Poner a Steve Jobs como el principal responsable de los profundísimos cambios que estamos viviendo en la manera en como escuchamos, intercambiamosy producimos música, sería -por decir lo menos- bastante reduccionista. Pero el reciente fallecimiento de Jobs, que si jugó su papel en todo este asunto, puede hacernos pensar en la inmensa relación que existe entre los cambios tecnológicos y nuestra relación con la música.
La música popular ha estado marcada siempre por los avances tecnológicos. El primerode ellos, fue obviamente el sonido grabado. Con esa invención la música pasó a ser un objeto, que podía ser duplicado y reproducido infinidad de veces, cambiando la percepción que se tenía de ella.
La radio, no solo llevó la música a sitios distantes al mismo tiempo, dando a conocer artistas y géneros e influyendo en gustos y tendencias. También contribuyó a la evolución tecnológica del disco y los estudios de grabación. La invención de los discos de 45 RPM con un tema de cada lado, que economizaron mucho el proceso de duplicación de discos, fueron pensados para la rápida difusión radial de nuevos artistas y fueron una de las razones de la popularización del rock and roll.
Y hablando d e formatos, los LP o discos larga duración crearon el concepto del “álbum” desde In the Wee Small Hours of The Day de Frank Sinatra, a Sergeant Peppers Lonely Heart Club Band de los Beatles, pasando por Blonde on Blonde de Bob Dylan o Dark Side of the Moon de Pink Floyd. Es probable que estas obras no hubieran existido sin la invención de ese formato.
El casete trajo también su revolución propia, posibilitando que cada uno grabara su música preferida de la radio (o de discos de amigos) haciendo sus propias compilaciones. Y la filosofía de hacelo tu mismo de la cultura del casete, tuvo sus derivaciones musicales en el punk y el hardcore.
La cultura del mp3 y la utilización de Internet como una casi infinita discoteca virtual al alcance de todos, que se fue delineando en los primeros años de este siglo, tiene elementos de todos estos cambios que se dieron en el siglo XX, y también presenta rasgos únicos.
Uno es que por primera vez, desde que existe el sonido grabado, la industria discográfica parece haber quedado por fuera de estos cambios, y e s casi seguro que en esta próxima década esta industria o deje de existir o cambie de manera radical.

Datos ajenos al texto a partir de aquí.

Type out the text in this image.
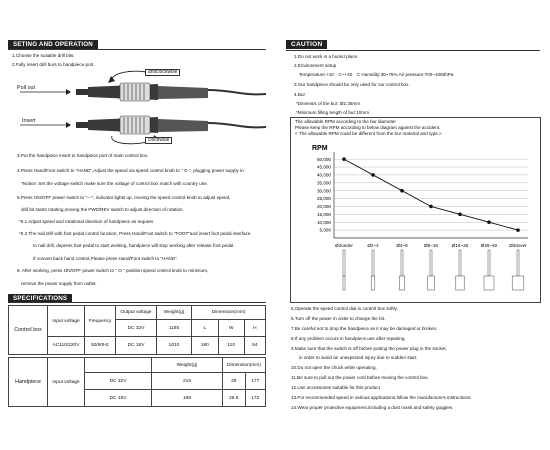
SETING AND OPERATION
1.Choose the suitable drill bits.
2.Fully insert drill burs to handpiece port.
anticlockwise
clockwise
Pull out
Insert
3.Put the handpiece insert to handpiece port of main control box.
4.Press Hand/Foot switch to "HAND",Adjust the speed via speed control knob to " O ", plugging power supply in
*Notice: Set the voltage switch make sure the voltage of control box match with country use.
5.Press ON/OFF power switch to "—", indicator lights up, moving the speed control knob to adjust speed,
drill bit starts rotating,moving the FWD/REV switch to adjust direction of rotation.
*5.1 Adjust speed and rotational direction of handpiece as request.
*5.2 The nail drill with foot pedal control function, Press Hand/Foot switch to "FOOT"and insert foot pedal interface
to nail drill, depress foot pedal to start working, handpiece will stop working after release foot pedal.
If convert back hand control,Please press Hand/Foot switch to "HAND".
6. After working, press ON/OFF power switch to " O " position,speed control knob to minimum,
remove the power supply from outlet.
SPECIFICATIONS
Control box	Input voltage	Frequency	Output voltage	Weight(g)	Dimension(mm)		
			DC 32V	1185	L	W	H
	AC110/220V	50/60Hz	DC 18V	1010	180	110	84
Handpiece	Input voltage		Weight(g)	Dimension(mm)	
		DC 32V	215	29	177
		DC 18V	188	26.5	172
CAUTION
1.Do not work in a humid place.
2.Environment setup
Temperature:+10　C~+40　C Humidity:30~75% Air pressure:700~1060hPa
3.Our handpiece should be only used for our control box.
4.Bur
*Dimensis of the bur: Ø2.35mm
*Minimum filling length of bur:10mm
The allowable RPM according to the bur diameter
Please keep the RPM according to below diagram against the accident.
< The allowable RPM could be different from the bur material and type.>
RPM
50,000
45,000
40,000
35,000
30,000
25,000
20,000
15,000
10,000
5,000
Ø2under	Ø2~4	Ø4~8	Ø8~16	Ø16~26	Ø26~40	Ø40over
5.Operate the speed control dial in control box softly.
6.Turn off the power in order to change the bit.
7.Be careful not to drop the handpiece as it may be damaged or broken.
8.If any problem occurs in handpiece,use after repairing.
9.Make sure that the switch is off before putting the power plug in the socket,
in order to avoid an unexpected injury due to sudden start.
10.Do not open the chuck while operating.
11.Be sure to pull out the power cord before moving the control box.
12.Use accessories suitable for this product.
13.For recommended speed in various applications,follow the manufacture's instructions.
14.Wear proper protective equipment,including a dust mask and safety goggles.
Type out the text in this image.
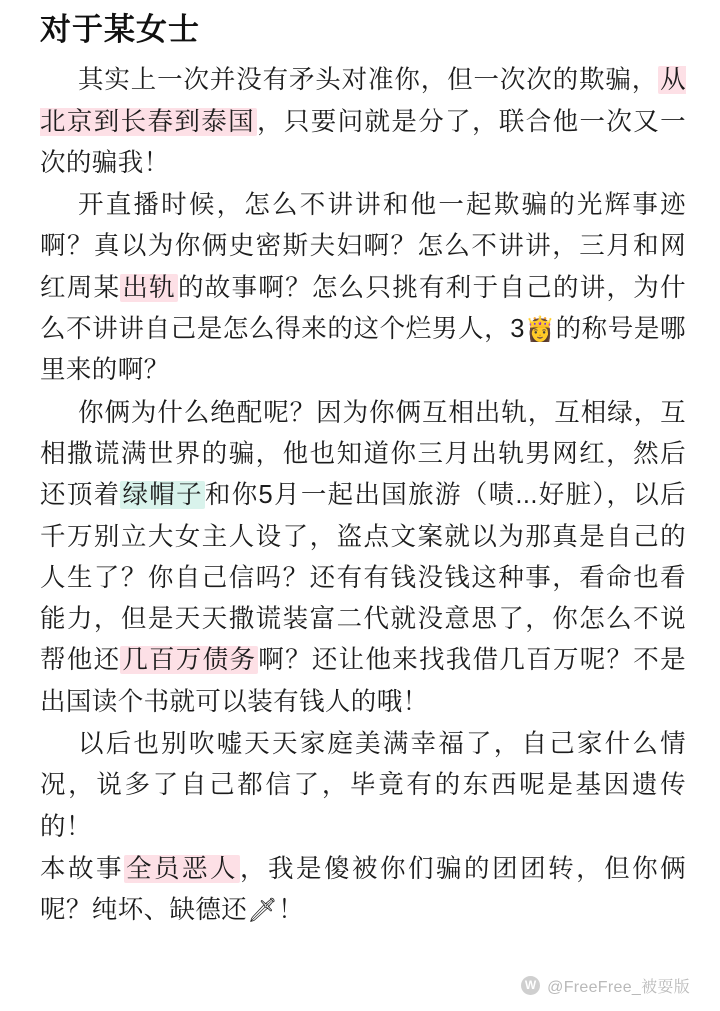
对于某女士
其实上一次并没有矛头对准你，但一次次的欺骗，从北京到长春到泰国，只要问就是分了，联合他一次又一次的骗我！
开直播时候，怎么不讲讲和他一起欺骗的光辉事迹啊？真以为你俩史密斯夫妇啊？怎么不讲讲，三月和网红周某出轨的故事啊？怎么只挑有利于自己的讲，为什么不讲讲自己是怎么得来的这个烂男人，3👸的称号是哪里来的啊？
你俩为什么绝配呢？因为你俩互相出轨，互相绿，互相撒谎满世界的骗，他也知道你三月出轨男网红，然后还顶着绿帽子和你5月一起出国旅游（啧...好脏），以后千万别立大女主人设了，盗点文案就以为那真是自己的人生了？你自己信吗？还有有钱没钱这种事，看命也看能力，但是天天撒谎装富二代就没意思了，你怎么不说帮他还几百万债务啊？还让他来找我借几百万呢？不是出国读个书就可以装有钱人的哦！
以后也别吹嘘天天家庭美满幸福了，自己家什么情况，说多了自己都信了，毕竟有的东西呢是基因遗传的！
本故事全员恶人，我是傻被你们骗的团团转，但你俩呢？纯坏、缺德还🗡！
W @FreeFree_被耍版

Los consumidores de música hemos ganado cierto poder desde foros, blogs y sitios de intercambio de archivos, multiplicando por millones la cultura de compartir e intercambiar música entre pares surgida con el advenimiento del casete. Esa cultura posibilita también el surgimiento de propuestas que se dan a conocer a través de Internet y del intercambio de su música a través de la red. El boca a boca multiplicado por millones.

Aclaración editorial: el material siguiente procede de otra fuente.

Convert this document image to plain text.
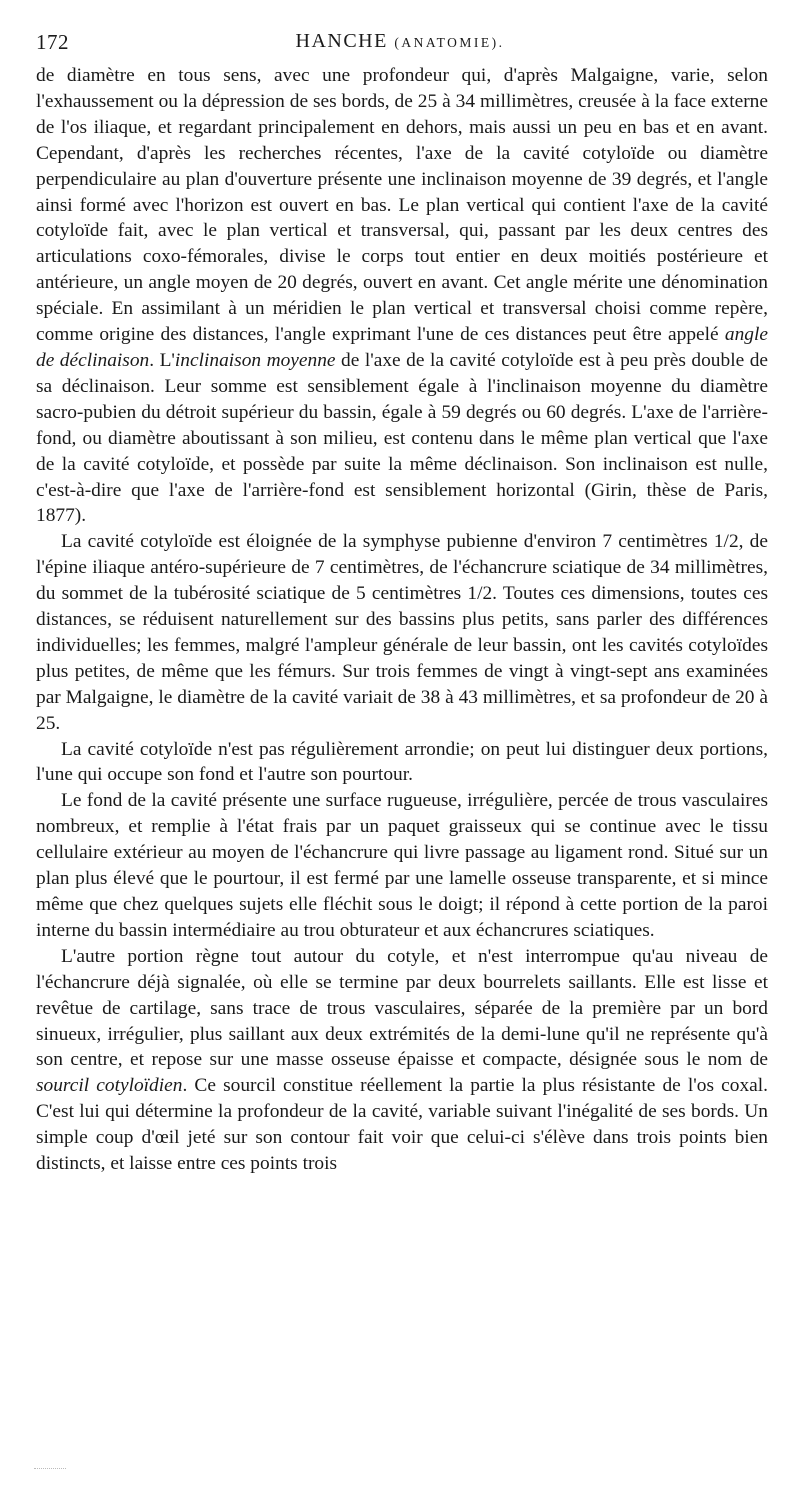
172	HANCHE (ANATOMIE).

de diamètre en tous sens, avec une profondeur qui, d'après Malgaigne, varie, selon l'exhaussement ou la dépression de ses bords, de 25 à 34 millimètres, creusée à la face externe de l'os iliaque, et regardant principalement en dehors, mais aussi un peu en bas et en avant. Cependant, d'après les recherches récentes, l'axe de la cavité cotyloïde ou diamètre perpendiculaire au plan d'ouverture présente une inclinaison moyenne de 39 degrés, et l'angle ainsi formé avec l'horizon est ouvert en bas. Le plan vertical qui contient l'axe de la cavité cotyloïde fait, avec le plan vertical et transversal, qui, passant par les deux centres des articulations coxo-fémorales, divise le corps tout entier en deux moitiés postérieure et antérieure, un angle moyen de 20 degrés, ouvert en avant. Cet angle mérite une dénomination spéciale. En assimilant à un méridien le plan vertical et transversal choisi comme repère, comme origine des distances, l'angle exprimant l'une de ces distances peut être appelé angle de déclinaison. L'inclinaison moyenne de l'axe de la cavité cotyloïde est à peu près double de sa déclinaison. Leur somme est sensiblement égale à l'inclinaison moyenne du diamètre sacro-pubien du détroit supérieur du bassin, égale à 59 degrés ou 60 degrés. L'axe de l'arrière-fond, ou diamètre aboutissant à son milieu, est contenu dans le même plan vertical que l'axe de la cavité cotyloïde, et possède par suite la même déclinaison. Son inclinaison est nulle, c'est-à-dire que l'axe de l'arrière-fond est sensiblement horizontal (Girin, thèse de Paris, 1877).

La cavité cotyloïde est éloignée de la symphyse pubienne d'environ 7 centimètres 1/2, de l'épine iliaque antéro-supérieure de 7 centimètres, de l'échancrure sciatique de 34 millimètres, du sommet de la tubérosité sciatique de 5 centimètres 1/2. Toutes ces dimensions, toutes ces distances, se réduisent naturellement sur des bassins plus petits, sans parler des différences individuelles; les femmes, malgré l'ampleur générale de leur bassin, ont les cavités cotyloïdes plus petites, de même que les fémurs. Sur trois femmes de vingt à vingt-sept ans examinées par Malgaigne, le diamètre de la cavité variait de 38 à 43 millimètres, et sa profondeur de 20 à 25.

La cavité cotyloïde n'est pas régulièrement arrondie; on peut lui distinguer deux portions, l'une qui occupe son fond et l'autre son pourtour.

Le fond de la cavité présente une surface rugueuse, irrégulière, percée de trous vasculaires nombreux, et remplie à l'état frais par un paquet graisseux qui se continue avec le tissu cellulaire extérieur au moyen de l'échancrure qui livre passage au ligament rond. Situé sur un plan plus élevé que le pourtour, il est fermé par une lamelle osseuse transparente, et si mince même que chez quelques sujets elle fléchit sous le doigt; il répond à cette portion de la paroi interne du bassin intermédiaire au trou obturateur et aux échancrures sciatiques.

L'autre portion règne tout autour du cotyle, et n'est interrompue qu'au niveau de l'échancrure déjà signalée, où elle se termine par deux bourrelets saillants. Elle est lisse et revêtue de cartilage, sans trace de trous vasculaires, séparée de la première par un bord sinueux, irrégulier, plus saillant aux deux extrémités de la demi-lune qu'il ne représente qu'à son centre, et repose sur une masse osseuse épaisse et compacte, désignée sous le nom de sourcil cotyloïdien. Ce sourcil constitue réellement la partie la plus résistante de l'os coxal. C'est lui qui détermine la profondeur de la cavité, variable suivant l'inégalité de ses bords. Un simple coup d'œil jeté sur son contour fait voir que celui-ci s'élève dans trois points bien distincts, et laisse entre ces points trois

El iPod, la creación de Steve Jobs, fue parte y motor de estos cambios. Los reproductores mp3 ya existían antes del iPod, pero a partir de él se creo una manera de escuchar y almacenar música que se ha vuelto estándar. Hoy, la manera más común de escuchar música es en forma individual en un reproductor portátil
Steve Jobs introduciendo el primer iPod. Vale la pena escuchar lo que dice.
Ya hay una generación de oyentes acostumbrada a obtener música con solo un clic del mouse. También una vuelta a la cultura del simple, a no tener al álbum de un artista como obra referente, sino colecciones de canciones preferidas de distintos músicos, la mayor parte de las veces sin saber a quien pertenece cada tema. También nos hemos acostumbrado a tener música gratis, algo que no solo perjudica a los músicos, sino que cambia la jerarquía y el valor cultural del disco, no solo como bien material, sino como objeto cultural.
Son varios los artistas que han tratado de combatir esta tendencia, que de alguna manera termina con el concepto del álbum, tan importante para la cultura rock.
Aunque la larga e increíble ausencia del catalogo de los Beatles en la tienda virtual iTunes, se dio más por motivos económicos y de marca que artísticos, no deja de ser interesante que la incorporación de los Beatles a iTunes haya sido celebrado por Jobs de una manera más que especial, en evento similar al del lanzamiento del primer iPhone. Era un gusto personal claro, pero también la unión de dos mundos que bien pueden ser complementarios.
La música sigue siendo la misma aunque la escuchemos en un mini reproductor de mp3 o en un disco de vinilo. Pero la tecnología cambia no solo la manera en como la percibimos, sino la propia cultura, con una cantidad enorme de beneficios y otros tantos problemas.